Das Aspekt Ratio wird vorzugsweise mittels elektronenmikroskopischer
Aufnahmen als Mittelwert (Zahlenmittel) ermittelt. In diesem Zusammenhang werden vorzugsweise nur Teilchen mit einer Teilchengröße (längste Ausdehnung) im Bereich von 0,1 pm bis 10,0 pm berücksichtigt.

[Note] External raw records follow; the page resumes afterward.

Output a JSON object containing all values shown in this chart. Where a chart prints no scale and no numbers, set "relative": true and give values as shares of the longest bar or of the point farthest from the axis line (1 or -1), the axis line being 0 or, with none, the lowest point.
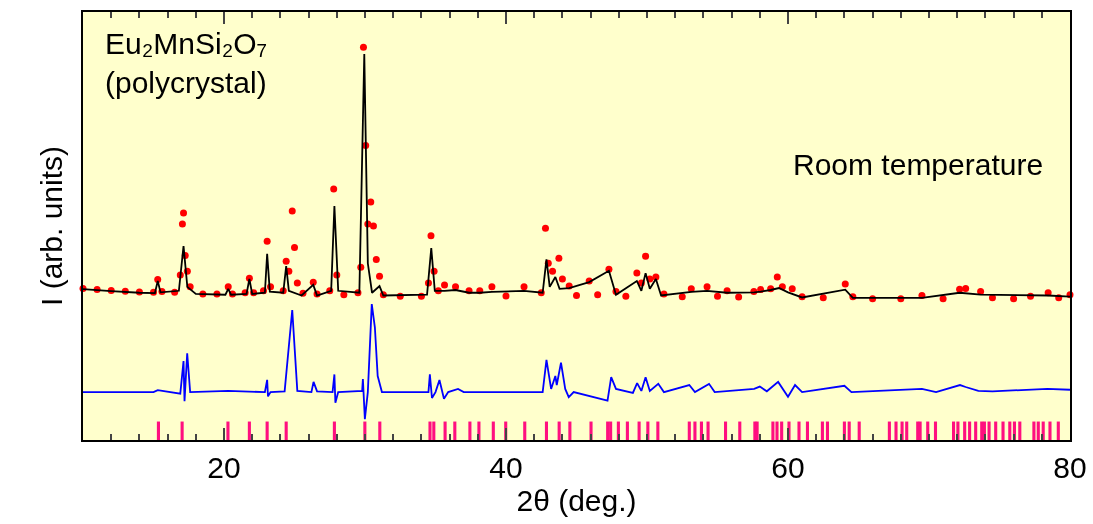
{
  "chart_data": {
    "type": "line",
    "relative": true,
    "xlabel": "2θ (deg.)",
    "ylabel": "I (arb. units)",
    "xlim": [
      10,
      80
    ],
    "xticks": [
      20,
      40,
      60,
      80
    ],
    "grid": false,
    "annotations": [
      "Eu₂MnSi₂O₇\n(polycrystal)",
      "Room temperature"
    ],
    "series": [
      {
        "type": "scatter",
        "marker": "circle",
        "color": "#ff0000",
        "x": [
          10,
          11,
          12,
          13,
          14,
          15,
          15.3,
          15.6,
          16.5,
          16.9,
          17.05,
          17.13,
          17.25,
          17.4,
          17.6,
          18.5,
          19.5,
          20.3,
          20.6,
          21.5,
          21.8,
          22.1,
          22.8,
          23.06,
          23.3,
          24.2,
          24.41,
          24.6,
          24.84,
          25.0,
          25.2,
          25.6,
          26.33,
          26.6,
          27.5,
          27.78,
          28.0,
          28.5,
          29.5,
          29.7,
          29.89,
          30.05,
          30.2,
          30.41,
          30.6,
          30.8,
          31.03,
          31.3,
          32.5,
          34.0,
          34.5,
          34.68,
          34.9,
          35.2,
          35.64,
          36.42,
          37.38,
          38.14,
          39.0,
          40,
          41.28,
          42.5,
          42.8,
          43.0,
          43.3,
          43.75,
          44.0,
          44.48,
          45,
          45.9,
          46.5,
          47.3,
          47.8,
          48.5,
          49.28,
          49.6,
          49.9,
          50.2,
          50.63,
          51.2,
          52.5,
          53.14,
          54.26,
          55.0,
          55.68,
          56.5,
          57.58,
          58.06,
          58.77,
          59.24,
          59.6,
          60.3,
          61,
          62.5,
          64.06,
          64.6,
          66,
          68,
          69.5,
          71,
          72.17,
          72.6,
          73.66,
          74.5,
          76,
          77.2,
          78.45,
          79.2,
          80
        ],
        "values": [
          0.386,
          0.383,
          0.381,
          0.379,
          0.377,
          0.376,
          0.409,
          0.378,
          0.376,
          0.42,
          0.55,
          0.578,
          0.47,
          0.43,
          0.39,
          0.372,
          0.372,
          0.39,
          0.372,
          0.375,
          0.412,
          0.375,
          0.38,
          0.506,
          0.39,
          0.38,
          0.455,
          0.43,
          0.583,
          0.49,
          0.4,
          0.374,
          0.402,
          0.372,
          0.38,
          0.639,
          0.42,
          0.37,
          0.375,
          0.44,
          1.0,
          0.75,
          0.55,
          0.606,
          0.545,
          0.46,
          0.417,
          0.37,
          0.366,
          0.366,
          0.4,
          0.52,
          0.43,
          0.38,
          0.395,
          0.39,
          0.38,
          0.38,
          0.39,
          0.367,
          0.39,
          0.375,
          0.539,
          0.45,
          0.43,
          0.463,
          0.41,
          0.392,
          0.368,
          0.405,
          0.37,
          0.435,
          0.378,
          0.366,
          0.425,
          0.4,
          0.468,
          0.41,
          0.415,
          0.372,
          0.365,
          0.385,
          0.39,
          0.366,
          0.38,
          0.364,
          0.378,
          0.383,
          0.385,
          0.415,
          0.39,
          0.385,
          0.365,
          0.362,
          0.397,
          0.365,
          0.36,
          0.36,
          0.368,
          0.36,
          0.384,
          0.386,
          0.378,
          0.362,
          0.36,
          0.366,
          0.375,
          0.362,
          0.37
        ]
      },
      {
        "marker": "none",
        "line_style": "solid",
        "color": "#000000",
        "x": [
          10,
          12,
          14,
          15.1,
          15.3,
          15.5,
          16.8,
          17.13,
          17.4,
          18,
          20.1,
          20.3,
          20.5,
          21.6,
          21.8,
          22.0,
          22.9,
          23.06,
          23.25,
          24.2,
          24.41,
          24.6,
          25.5,
          26.33,
          26.6,
          27.6,
          27.83,
          28.1,
          29.6,
          29.95,
          30.2,
          30.5,
          31.03,
          31.3,
          34.4,
          34.7,
          34.95,
          35.64,
          36.42,
          37.38,
          38.14,
          39.0,
          41.28,
          42.6,
          42.87,
          43.1,
          43.5,
          43.8,
          44.48,
          45.9,
          47.3,
          47.8,
          49.28,
          49.6,
          49.9,
          50.2,
          50.63,
          51.0,
          53.14,
          54.26,
          55.68,
          57.6,
          58.06,
          58.77,
          59.36,
          60.0,
          61,
          64.06,
          64.6,
          69.5,
          72.17,
          73.66,
          78.45,
          80
        ],
        "values": [
          0.384,
          0.379,
          0.375,
          0.374,
          0.405,
          0.376,
          0.38,
          0.494,
          0.39,
          0.372,
          0.37,
          0.385,
          0.37,
          0.372,
          0.41,
          0.372,
          0.375,
          0.474,
          0.378,
          0.375,
          0.443,
          0.38,
          0.368,
          0.395,
          0.368,
          0.38,
          0.596,
          0.38,
          0.375,
          0.983,
          0.45,
          0.375,
          0.392,
          0.368,
          0.37,
          0.489,
          0.38,
          0.38,
          0.382,
          0.375,
          0.375,
          0.377,
          0.38,
          0.375,
          0.46,
          0.39,
          0.415,
          0.385,
          0.387,
          0.402,
          0.431,
          0.37,
          0.405,
          0.38,
          0.425,
          0.385,
          0.41,
          0.368,
          0.377,
          0.38,
          0.375,
          0.376,
          0.378,
          0.382,
          0.387,
          0.376,
          0.363,
          0.383,
          0.362,
          0.362,
          0.375,
          0.37,
          0.368,
          0.365
        ]
      },
      {
        "marker": "none",
        "line_style": "solid",
        "color": "#0000ff",
        "x": [
          10,
          15,
          15.3,
          16.9,
          17.13,
          17.2,
          17.39,
          17.6,
          20.3,
          22.9,
          23.06,
          23.12,
          23.3,
          24.3,
          24.84,
          25.2,
          26.2,
          26.35,
          26.6,
          27.7,
          27.83,
          27.9,
          28.1,
          29.8,
          29.85,
          29.99,
          30.2,
          30.48,
          30.7,
          30.9,
          31.2,
          34.5,
          34.6,
          34.75,
          35.0,
          35.28,
          35.6,
          35.9,
          36.6,
          37,
          42.6,
          42.87,
          43.2,
          43.5,
          43.6,
          43.9,
          44.2,
          44.45,
          44.8,
          47.2,
          47.46,
          47.8,
          49.0,
          49.3,
          49.6,
          49.9,
          50.2,
          50.8,
          51.2,
          53.0,
          53.4,
          54.4,
          54.8,
          57.6,
          58.0,
          58.5,
          59.3,
          60.0,
          60.5,
          61.0,
          64.0,
          64.5,
          69.5,
          70.5,
          72.2,
          72.6,
          73.5,
          74.5,
          78.4,
          80
        ],
        "values": [
          0.122,
          0.122,
          0.127,
          0.118,
          0.201,
          0.099,
          0.221,
          0.122,
          0.125,
          0.122,
          0.153,
          0.111,
          0.122,
          0.124,
          0.331,
          0.125,
          0.122,
          0.148,
          0.124,
          0.122,
          0.167,
          0.095,
          0.122,
          0.125,
          0.155,
          0.053,
          0.122,
          0.346,
          0.287,
          0.163,
          0.122,
          0.122,
          0.167,
          0.107,
          0.122,
          0.153,
          0.105,
          0.122,
          0.13,
          0.122,
          0.122,
          0.204,
          0.13,
          0.163,
          0.14,
          0.197,
          0.13,
          0.109,
          0.122,
          0.1,
          0.16,
          0.13,
          0.12,
          0.145,
          0.125,
          0.16,
          0.125,
          0.143,
          0.122,
          0.14,
          0.122,
          0.143,
          0.122,
          0.13,
          0.136,
          0.124,
          0.148,
          0.11,
          0.14,
          0.122,
          0.138,
          0.122,
          0.13,
          0.122,
          0.14,
          0.135,
          0.125,
          0.124,
          0.13,
          0.128
        ]
      },
      {
        "type": "bar",
        "color": "#ff0f7f",
        "x": [
          15.35,
          17.03,
          20.28,
          21.8,
          23.06,
          24.41,
          27.83,
          29.99,
          31.05,
          34.61,
          34.88,
          35.68,
          36.37,
          37.44,
          38.08,
          39.1,
          39.98,
          41.33,
          42.87,
          43.77,
          44.53,
          46.03,
          47.21,
          47.42,
          47.97,
          48.61,
          49.44,
          50.06,
          50.77,
          53.0,
          53.4,
          53.86,
          54.33,
          55.57,
          56.58,
          57.65,
          57.81,
          58.93,
          59.22,
          59.55,
          60.07,
          60.78,
          61.38,
          62.44,
          62.8,
          64.0,
          64.34,
          65.05,
          67.19,
          67.66,
          68.09,
          68.42,
          69.2,
          69.37,
          69.91,
          70.46,
          71.74,
          72.05,
          72.53,
          72.88,
          73.31,
          73.74,
          73.93,
          74.26,
          74.73,
          75.25,
          75.73,
          76.06,
          76.44,
          77.44,
          77.75,
          78.1,
          78.58,
          79.17
        ],
        "values": [
          0.047,
          0.047,
          0.047,
          0.047,
          0.047,
          0.047,
          0.047,
          0.047,
          0.047,
          0.047,
          0.047,
          0.047,
          0.047,
          0.047,
          0.047,
          0.047,
          0.047,
          0.047,
          0.047,
          0.047,
          0.047,
          0.047,
          0.047,
          0.047,
          0.047,
          0.047,
          0.047,
          0.047,
          0.047,
          0.047,
          0.047,
          0.047,
          0.047,
          0.047,
          0.047,
          0.047,
          0.047,
          0.047,
          0.047,
          0.047,
          0.047,
          0.047,
          0.047,
          0.047,
          0.047,
          0.047,
          0.047,
          0.047,
          0.047,
          0.047,
          0.047,
          0.047,
          0.047,
          0.047,
          0.047,
          0.047,
          0.047,
          0.047,
          0.047,
          0.047,
          0.047,
          0.047,
          0.047,
          0.047,
          0.047,
          0.047,
          0.047,
          0.047,
          0.047,
          0.047,
          0.047,
          0.047,
          0.047,
          0.047
        ]
      }
    ]
  }
}
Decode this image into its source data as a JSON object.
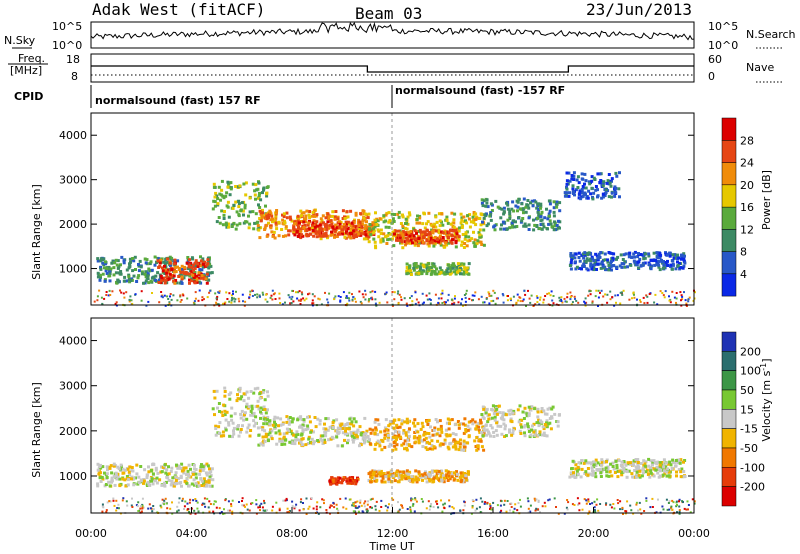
{
  "header": {
    "site": "Adak West (fitACF)",
    "beam": "Beam 03",
    "date": "23/Jun/2013"
  },
  "panels": {
    "nsky": {
      "label": "N.Sky",
      "tick_hi": "10^5",
      "tick_lo": "10^0",
      "right_label": "N.Search",
      "right_tick_hi": "10^5",
      "right_tick_lo": "10^0"
    },
    "freq": {
      "label_line1": "Freq.",
      "label_line2": "[MHz]",
      "tick_hi": "18",
      "tick_lo": "8",
      "right_label": "Nave",
      "right_tick_hi": "60",
      "right_tick_lo": "0",
      "high_mhz": 12.0,
      "low_mhz": 11.0,
      "low_start_hour": 11.0,
      "low_end_hour": 19.0
    },
    "cpid": {
      "label": "CPID",
      "segments": [
        {
          "text": "normalsound (fast) 157 RF",
          "start_hour": 0
        },
        {
          "text": "normalsound (fast) -157 RF",
          "start_hour": 12
        }
      ]
    }
  },
  "power_colorbar": {
    "label": "Power [dB]",
    "ticks": [
      "4",
      "8",
      "12",
      "16",
      "20",
      "24",
      "28"
    ],
    "colors": [
      "#0a28e6",
      "#2858c8",
      "#3c8a64",
      "#5aaa3c",
      "#e6c800",
      "#f08c0a",
      "#e64614",
      "#dc0000"
    ]
  },
  "velocity_colorbar": {
    "label": "Velocity [m s^-1]",
    "ticks": [
      "200",
      "100",
      "50",
      "15",
      "-15",
      "-50",
      "-100",
      "-200"
    ],
    "colors": [
      "#1e32b4",
      "#2a6e6e",
      "#3c9646",
      "#78c832",
      "#c8c8c8",
      "#f0b400",
      "#f07800",
      "#e63c0a",
      "#dc0000"
    ]
  },
  "chart_data": [
    {
      "type": "heatmap",
      "title": "Power",
      "xlabel": "Time UT",
      "ylabel": "Slant Range [km]",
      "xlim_hours": [
        0,
        24
      ],
      "ylim_km": [
        180,
        4500
      ],
      "x_ticks": [
        "00:00",
        "04:00",
        "08:00",
        "12:00",
        "16:00",
        "20:00",
        "00:00"
      ],
      "y_ticks": [
        1000,
        2000,
        3000,
        4000
      ],
      "bands": [
        {
          "t0": 0.2,
          "t1": 4.8,
          "r_lo": 700,
          "r_hi": 1300,
          "level": 2
        },
        {
          "t0": 2.6,
          "t1": 4.6,
          "r_lo": 700,
          "r_hi": 1250,
          "level": 6
        },
        {
          "t0": 4.8,
          "t1": 7.0,
          "r_lo": 1900,
          "r_hi": 3000,
          "level": 3
        },
        {
          "t0": 6.6,
          "t1": 11.0,
          "r_lo": 1700,
          "r_hi": 2350,
          "level": 5
        },
        {
          "t0": 8.0,
          "t1": 11.2,
          "r_lo": 1750,
          "r_hi": 2100,
          "level": 6
        },
        {
          "t0": 11.0,
          "t1": 15.6,
          "r_lo": 1500,
          "r_hi": 2300,
          "level": 4
        },
        {
          "t0": 12.0,
          "t1": 14.6,
          "r_lo": 1600,
          "r_hi": 1900,
          "level": 6
        },
        {
          "t0": 15.5,
          "t1": 18.6,
          "r_lo": 1900,
          "r_hi": 2600,
          "level": 2
        },
        {
          "t0": 12.5,
          "t1": 15.0,
          "r_lo": 900,
          "r_hi": 1150,
          "level": 3
        },
        {
          "t0": 19.0,
          "t1": 23.6,
          "r_lo": 1000,
          "r_hi": 1400,
          "level": 1
        },
        {
          "t0": 18.8,
          "t1": 21.0,
          "r_lo": 2600,
          "r_hi": 3200,
          "level": 1
        }
      ],
      "colorbar": "power_colorbar"
    },
    {
      "type": "heatmap",
      "title": "Velocity",
      "xlabel": "Time UT",
      "ylabel": "Slant Range [km]",
      "xlim_hours": [
        0,
        24
      ],
      "ylim_km": [
        180,
        4500
      ],
      "x_ticks": [
        "00:00",
        "04:00",
        "08:00",
        "12:00",
        "16:00",
        "20:00",
        "00:00"
      ],
      "y_ticks": [
        1000,
        2000,
        3000,
        4000
      ],
      "bands": [
        {
          "t0": 0.2,
          "t1": 4.8,
          "r_lo": 800,
          "r_hi": 1300,
          "level": 4
        },
        {
          "t0": 4.8,
          "t1": 7.0,
          "r_lo": 1900,
          "r_hi": 3000,
          "level": 4
        },
        {
          "t0": 6.6,
          "t1": 11.0,
          "r_lo": 1700,
          "r_hi": 2350,
          "level": 4
        },
        {
          "t0": 11.0,
          "t1": 15.6,
          "r_lo": 1600,
          "r_hi": 2300,
          "level": 5
        },
        {
          "t0": 15.5,
          "t1": 18.6,
          "r_lo": 1900,
          "r_hi": 2600,
          "level": 4
        },
        {
          "t0": 9.4,
          "t1": 10.6,
          "r_lo": 850,
          "r_hi": 1000,
          "level": 7
        },
        {
          "t0": 11.0,
          "t1": 15.0,
          "r_lo": 900,
          "r_hi": 1150,
          "level": 5
        },
        {
          "t0": 19.0,
          "t1": 23.6,
          "r_lo": 1000,
          "r_hi": 1400,
          "level": 4
        }
      ],
      "colorbar": "velocity_colorbar"
    }
  ],
  "xlabel": "Time UT"
}
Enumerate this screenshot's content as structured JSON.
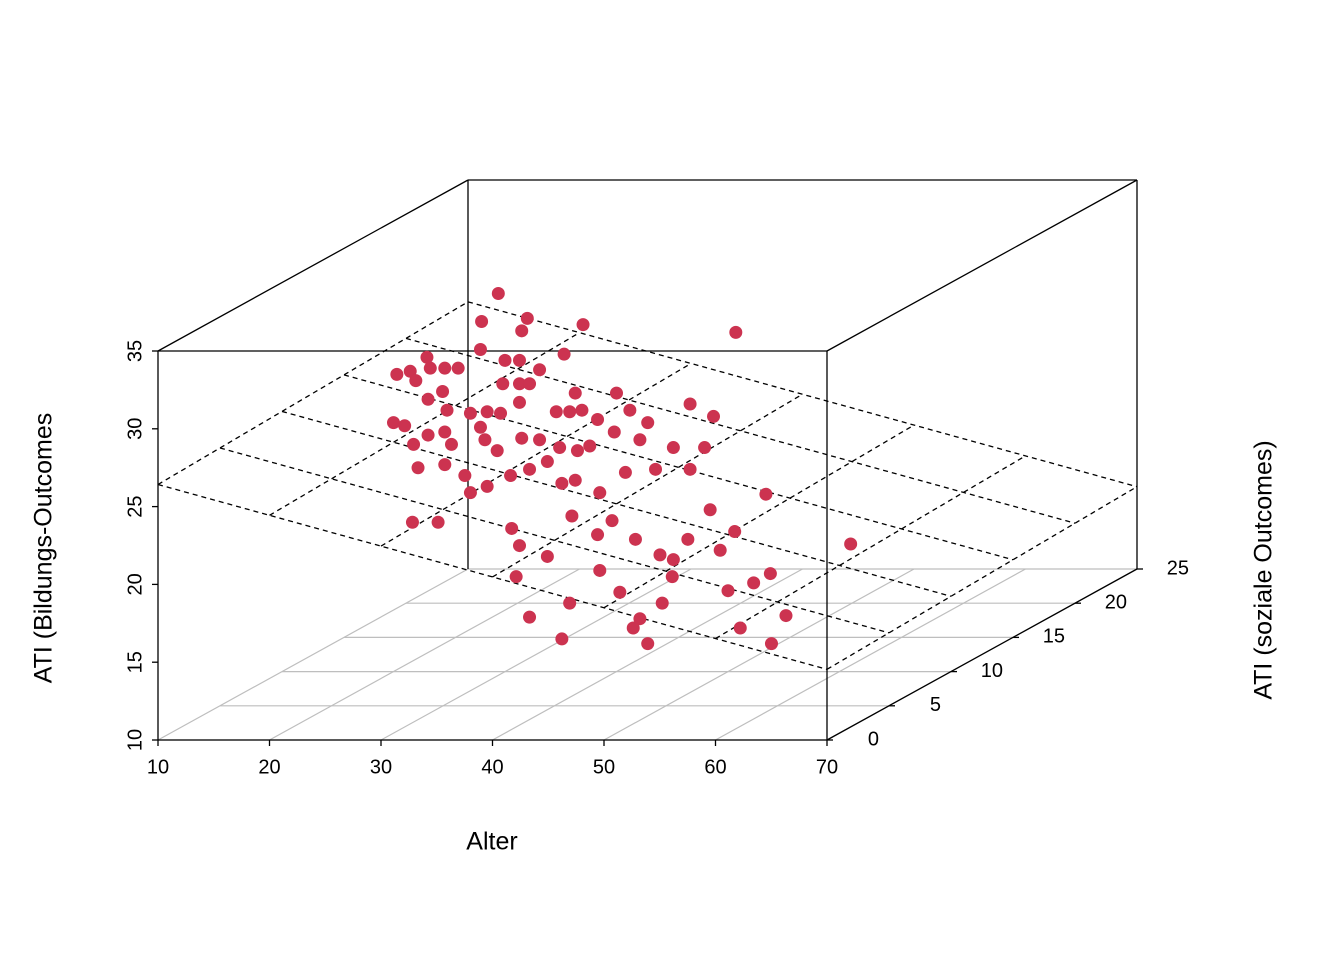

Ganz besonders vorteilhaft ist die Verwendung von aragonitischen
Calciumcarbonat-Teilchen, insbesondere von nadeiförmigen, aragonitischen Calciumcarbonat-Teilchen.
Das Aspekt Ratio (Seitenverhältnis) dieser Calciumcarbonat-Partikel ist
vorzugsweise größer 5,0, bevorzugt größer 6,0, besonders bevorzugt größer 7,0, günstigerweise größer 8,0, noch mehr bevorzugt größer 9,0, insbesondere größer 10,0. Weiterhin sind die Calciumcarbonat-Partikel vorzugsweise mindestens 0,2 pm, bevorzugt mindestens 0,5 pm, insbesondere mindestens 0,8 pm, lang und vorzugsweise höchstens 0,12 pm, bevorzugt höchstens 0,10 pm, insbesondere höchstens 0,08 pm, dick. Darüber hinaus weisen vorzugsweise mindestens 90 %, günstigerweise mindestens 95 % aller Teilchen, ein Aspekt Ratio (Seitenverhältnis) größer 5,0, bevorzugt größer 6,0, besonders bevorzugt größer 7,0, günstigerweise größer 8,0, noch mehr bevorzugt größer 9,0, insbesondere größer 10,0, auf.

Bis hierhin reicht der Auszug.